Décédé il y a 25 ans d'une tumeur au cerveau, Philippe Hirshhorn reste heureusement bien présent dans la mémoire et dans le coeur des mélomanes. Et les plus jeunes peuvent le découvrir au disque : son Premier Concerto pour violon de Niccolò Paganini avec lequel il remportait en 1967 (à 21 ans) le Concours Reine Elisabeth reste définitivement un moment de grâce. Cette année-là, la concurrence était rude et Gidon Kremer se classait troisième. Les deux jeunes Lettons avaient été envoyés à Bruxelles pour représenter le fleuron musical du régime soviétique.
Philippe Hirshhorn ne s'est pourtant jamais hissé parmi les quelques grands noms de la musique classique et son parcours en intrigue plus d'un.
PourMischa Maiksy, Hirshhorn était "l’un des plus grands musiciens" qu’il ait eu la chance de rencontrer : "Une sorte de puissance mystique et ensorcelante émanait de son jeu. Je n’ai ressenti cela chez personne d’autre. Il s’approchait de la perfection musicale à tel point que cela devait devenir angoissant, n’est-ce pas ? Essayer d’atteindre quelque chose d’inatteignable. C’est une source de tension énorme."
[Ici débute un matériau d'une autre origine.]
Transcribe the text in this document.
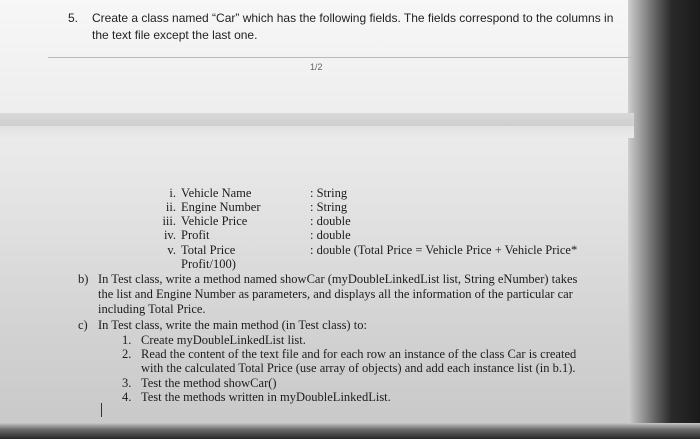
5. Create a class named “Car” which has the following fields. The fields correspond to the columns in the text file except the last one.
1/2
i. Vehicle Name	: String
ii. Engine Number	: String
iii. Vehicle Price	: double
iv. Profit	: double
v. Total Price	: double (Total Price = Vehicle Price + Vehicle Price*
Profit/100)
b) In Test class, write a method named showCar (myDoubleLinkedList list, String eNumber) takes
the list and Engine Number as parameters, and displays all the information of the particular car
including Total Price.
c) In Test class, write the main method (in Test class) to:
1. Create myDoubleLinkedList list.
2. Read the content of the text file and for each row an instance of the class Car is created
with the calculated Total Price (use array of objects) and add each instance list (in b.1).
3. Test the method showCar()
4. Test the methods written in myDoubleLinkedList.
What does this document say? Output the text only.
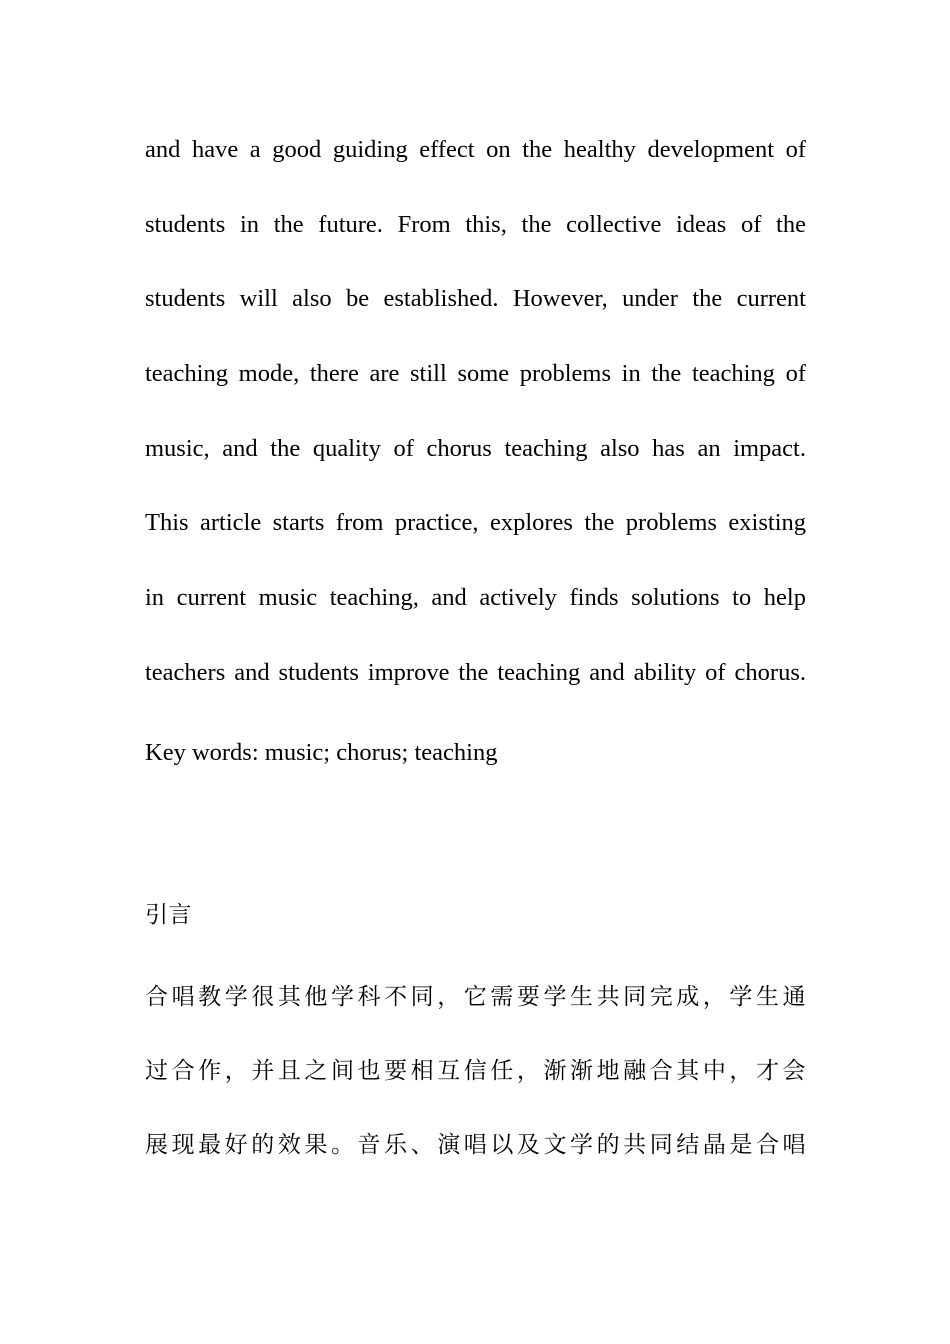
and have a good guiding effect on the healthy development of
students in the future. From this, the collective ideas of the
students will also be established. However, under the current
teaching mode, there are still some problems in the teaching of
music, and the quality of chorus teaching also has an impact.
This article starts from practice, explores the problems existing
in current music teaching, and actively finds solutions to help
teachers and students improve the teaching and ability of chorus.
Key words: music; chorus; teaching
引言
合唱教学很其他学科不同，它需要学生共同完成，学生通
过合作，并且之间也要相互信任，渐渐地融合其中，才会
展现最好的效果。音乐、演唱以及文学的共同结晶是合唱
En 1967, le soir de la finale, Marcel Doisy (RTB) exprimait ainsi son émotion : "Hirshhorn est un musicien incroyable. Ici à Bruxelles, bien qu’entouré de nombreux virtuoses, il se distingue par son niveau exceptionnel. […] Une seule et unique note a suffi à ébranler la salle entière. Cet artiste se trouve littéralement au cœur de sa carrière."
Hirshhorn avait profondément impressionné tant le public que le jury. Sa technique fantastique, couplée à une sensibilité musicale et une puissance hors-normes, faisait l’unanimité. Et on retrouve cette approche, cette signature sonore unique et puissante sur les rares enregistrements qu’il nous a laissés.
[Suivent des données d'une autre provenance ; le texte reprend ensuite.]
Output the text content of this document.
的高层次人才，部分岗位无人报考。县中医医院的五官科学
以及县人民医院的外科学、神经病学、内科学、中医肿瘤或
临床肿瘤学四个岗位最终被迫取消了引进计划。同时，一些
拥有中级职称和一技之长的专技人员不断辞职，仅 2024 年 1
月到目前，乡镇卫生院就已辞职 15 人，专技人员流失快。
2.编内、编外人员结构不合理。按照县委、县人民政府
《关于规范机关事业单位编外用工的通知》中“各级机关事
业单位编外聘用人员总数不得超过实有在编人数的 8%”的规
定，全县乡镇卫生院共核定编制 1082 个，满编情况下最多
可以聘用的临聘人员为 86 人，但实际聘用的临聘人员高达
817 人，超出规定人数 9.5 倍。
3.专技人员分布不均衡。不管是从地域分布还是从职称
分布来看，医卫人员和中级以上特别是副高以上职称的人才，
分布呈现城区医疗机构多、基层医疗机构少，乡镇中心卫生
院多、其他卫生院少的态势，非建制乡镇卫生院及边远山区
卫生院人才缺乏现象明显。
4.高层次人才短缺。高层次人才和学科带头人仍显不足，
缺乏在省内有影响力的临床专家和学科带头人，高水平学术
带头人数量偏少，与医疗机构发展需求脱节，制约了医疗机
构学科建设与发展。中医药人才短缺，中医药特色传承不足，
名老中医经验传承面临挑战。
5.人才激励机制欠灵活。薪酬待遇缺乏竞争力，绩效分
Philippe Hirshhorn était pourtant d’une impitoyable sévérité envers lui-même. Dans le documentaire De Winnaars du réalisateur néerlandais Paul Cohen, Hirshhorn s’observe sur un vieux cliché pris juste après l’annonce de la décision du jury. Le visage du jeune homme, entouré par la foule, ne rayonne pas de joie. Se pointant du doigt, Hirshhorn déclare : "Vous voyez ? Quel drame. De la joie ? Non. De la mélancolie, c’est tout." Et un peu plus loin : "Quel frimeur, ce type… J’ai joué n’importe comment. D’une manière ou d’une autre, j’ai jeté de la poudre aux yeux du jury. Et j’ai gagné." Comme si le jury -qui comptait celle année-là David Oïstrakh, Yehudi Menuhin, Arthur Grumiaux et Theo Olof- lui avait attribué à tort ce Premier Prix...
Plus tard, il surprit parfois. Ainsi, il refusa de collaborer avec Herbert von Karajan et ses allures de demi-dieu : il ne pouvait s’identifier à l’approche de Karajan. Son refus en étonna plus d'un, tant ses admirateurs que ses détracteurs, car le nom et la renommée de Karajan rayonnaient aussi sur les solistes avec lesquels il travaillait.
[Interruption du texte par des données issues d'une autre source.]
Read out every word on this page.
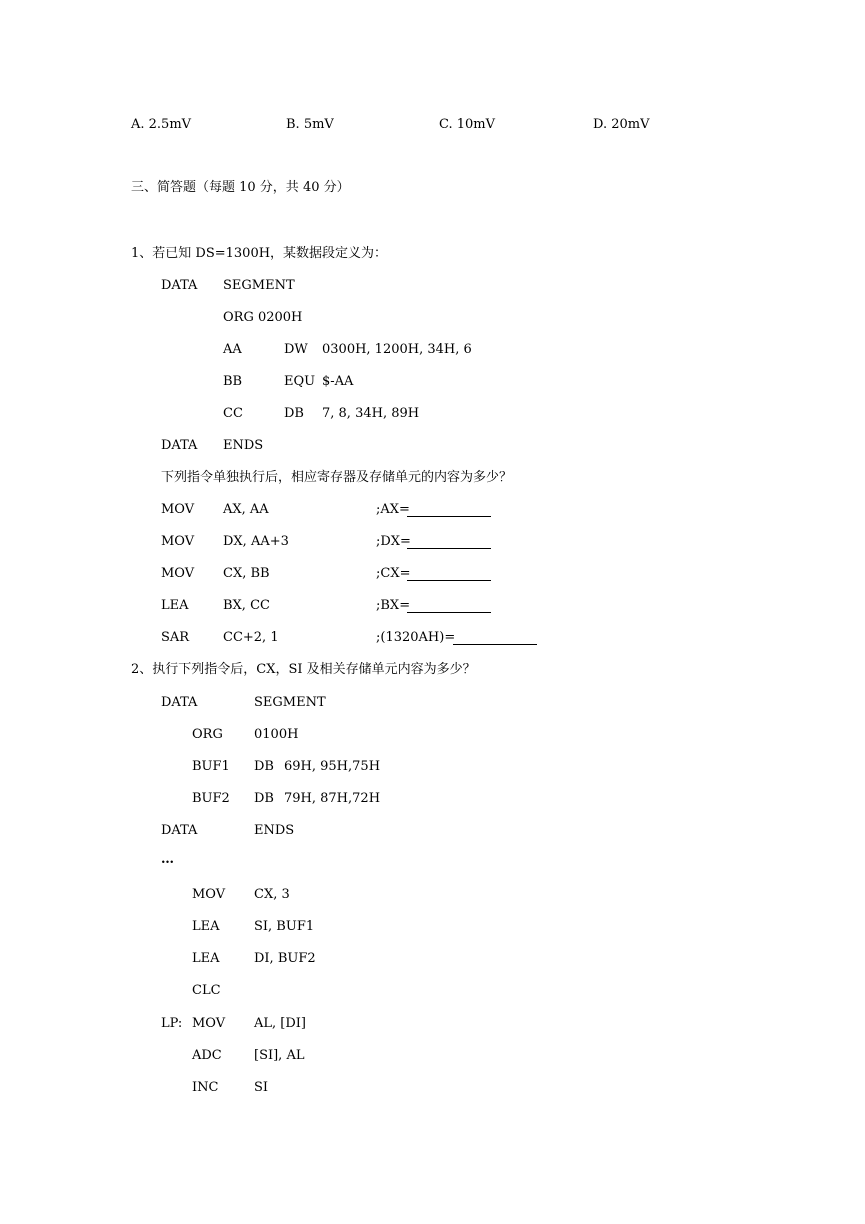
A. 2.5mV	B. 5mV	C. 10mV	D. 20mV
三、简答题（每题 10 分，共 40 分）
1、若已知 DS=1300H，某数据段定义为：
DATA SEGMENT
ORG 0200H
AA	DW 0300H, 1200H, 34H, 6
BB	EQU $-AA
CC	DB 7, 8, 34H, 89H
DATA ENDS
下列指令单独执行后，相应寄存器及存储单元的内容为多少？
MOV AX, AA	;AX=
MOV DX, AA+3	;DX=
MOV CX, BB	;CX=
LEA	BX, CC	;BX=
SAR	CC+2, 1	;(1320AH)=
2、执行下列指令后，CX，SI 及相关存储单元内容为多少？
DATA	SEGMENT
ORG 0100H
BUF1 DB 69H, 95H,75H
BUF2 DB 79H, 87H,72H
DATA	ENDS
…
MOV CX, 3
LEA	SI, BUF1
LEA	DI, BUF2
CLC
LP: MOV AL, [DI]
ADC [SI], AL
INC	SI
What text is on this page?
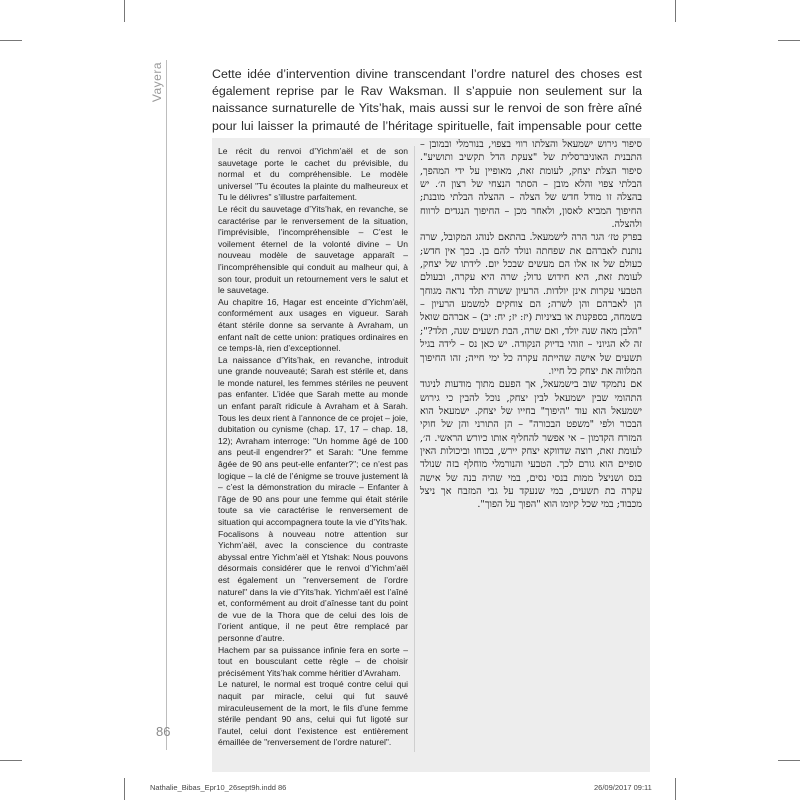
Vayera	Cette idée d’intervention divine transcendant l’ordre naturel des choses est également reprise par le Rav Waksman. Il s’appuie non seulement sur la naissance surnaturelle de Yits’hak, mais aussi sur le renvoi de son frère aîné pour lui laisser la primauté de l’héritage spirituelle, fait impensable pour cette

Le récit du renvoi d’Yichm’aël et de son sauvetage porte le cachet du prévisible, du normal et du compréhensible. Le modèle universel "Tu écoutes la plainte du malheureux et Tu le délivres" s’illustre parfaitement.

Le récit du sauvetage d’Yits’hak, en revanche, se caractérise par le renversement de la situation, l’imprévisible, l’incompréhensible – C’est le voilement éternel de la volonté divine – Un nouveau modèle de sauvetage apparaît – l’incompréhensible qui conduit au malheur qui, à son tour, produit un retournement vers le salut et le sauvetage.

Au chapitre 16, Hagar est enceinte d’Yichm’aël, conformément aux usages en vigueur. Sarah étant stérile donne sa servante à Avraham, un enfant naît de cette union: pratiques ordinaires en ce temps-là, rien d’exceptionnel.

La naissance d’Yits’hak, en revanche, introduit une grande nouveauté; Sarah est stérile et, dans le monde naturel, les femmes stériles ne peuvent pas enfanter. L’idée que Sarah mette au monde un enfant paraît ridicule à Avraham et à Sarah. Tous les deux rient à l’annonce de ce projet – joie, dubitation ou cynisme (chap. 17, 17 – chap. 18, 12); Avraham interroge: "Un homme âgé de 100 ans peut-il engendrer?" et Sarah: "Une femme âgée de 90 ans peut-elle enfanter?"; ce n’est pas logique – la clé de l’énigme se trouve justement là – c’est la démonstration du miracle – Enfanter à l’âge de 90 ans pour une femme qui était stérile toute sa vie caractérise le renversement de situation qui accompagnera toute la vie d’Yits’hak.

Focalisons à nouveau notre attention sur Yichm’aël, avec la conscience du contraste abyssal entre Yichm’aël et Ytshak: Nous pouvons désormais considérer que le renvoi d’Yichm’aël est également un "renversement de l’ordre naturel" dans la vie d’Yits’hak. Yichm’aël est l’aîné et, conformément au droit d’aînesse tant du point de vue de la Thora que de celui des lois de l’orient antique, il ne peut être remplacé par personne d’autre.

Hachem par sa puissance infinie fera en sorte – tout en bousculant cette règle – de choisir précisément Yits’hak comme héritier d’Avraham.

Le naturel, le normal est troqué contre celui qui naquit par miracle, celui qui fut sauvé miraculeusement de la mort, le fils d’une femme stérile pendant 90 ans, celui qui fut ligoté sur l’autel, celui dont l’existence est entièrement émaillée de "renversement de l’ordre naturel".

סיפור גירוש ישמעאל והצלתו רווי בצפוי, בנורמלי ובמובן – התבנית האוניברסלית של "צעקת הדל תקשיב ותושיע". סיפור הצלת יצחק, לעומת זאת, מאופיין על ידי המהפך, הבלתי צפוי והלא מובן – הסתר הנצחי של רצון ה׳. יש בהצלה זו מודל חדש של הצלה – ההצלה הבלתי מובנת; החיפוך המביא לאסון, ולאחר מכן – החיפוך הנגדים לרווח ולהצלה.

בפרק טז׳ הגר הרה לישמעאל. בהתאם לנוהג המקובל, שרה נותנת לאברהם את שפחתה ונולד להם בן. בכך אין חדש; כעולם של אז אלו הם מעשים שבכל יום. לידתו של יצחק, לעומת זאת, היא חידוש גדול; שרה היא עקרה, ובעולם הטבעי עקרות אינן יולדות. הרעיון ששרה תלד נראה מגוחך הן לאברהם והן לשרה; הם צוחקים למשמע הרעיון – בשמחה, בספקנות או בציניות (יז: יז; יח: יב) – אברהם שואל "הלבן מאה שנה יולד, ואם שרה, הבת תשעים שנה, תלד?"; זה לא הגיוני – וזוהי בדיוק הנקודה. יש כאן נס – לידה בגיל תשעים של אישה שהייתה עקרה כל ימי חייה; זהו החיפוך המלווה את יצחק כל חייו.

אם נתמקד שוב בישמעאל, אך הפעם מתוך מודעות לניגוד התהומי שבין ישמעאל לבין יצחק, נוכל להבין כי גירוש ישמעאל הוא עוד "היפוך" בחייו של יצחק. ישמעאל הוא הבכור ולפי "משפט הבכורה" – הן התורני והן של חוקי המזרח הקדמון – אי אפשר להחליף אותו כיורש הראשי. ה׳, לעומת זאת, רוצה שדווקא יצחק יירש, בכוחו וביכולות האין סופיים הוא גורם לכך. הטבעי והנורמלי מוחלף בזה שנולד בנס ושניצל ממות בנסי נסים, במי שהיה בנה של אישה עקרה בת תשעים, במי שנעקד על גבי המזבח אך ניצל מכבוד; במי שכל קיומו הוא "הפוך על הפוך".

86
Nathalie_Bibas_Epr10_26sept9h.indd 86	26/09/2017 09:11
Bien qu’il ait partagé la scène avec de grands orchestres -London Symphony Orchestra, Royal Philharmonic Orchestra, Wiener Symphoniker,...- Hirshhorn fut toujours de ceux qui œuvrent dans l’ombre. Entre 1989 et 1993, il rejoignit cependant le jury du Concours Reine Elisabeth pour violon. Et cet homme qui préférait l’enseignement à la scène partagea longtemps ses connaissances et son savoir-faire aux conservatoires d’Utrecht et de Bruxelles. Dès 1973, il s’était d’ailleurs installé à Bruxelles et avait obtenu la nationalité belge. Quant à son rôle de pédagogue, il l'évoquait avec beaucoup d'humilité: Évidemment, cela me permet de payer mes factures. Mais… c’est vraiment stimulant d’un point de vue intellectuel.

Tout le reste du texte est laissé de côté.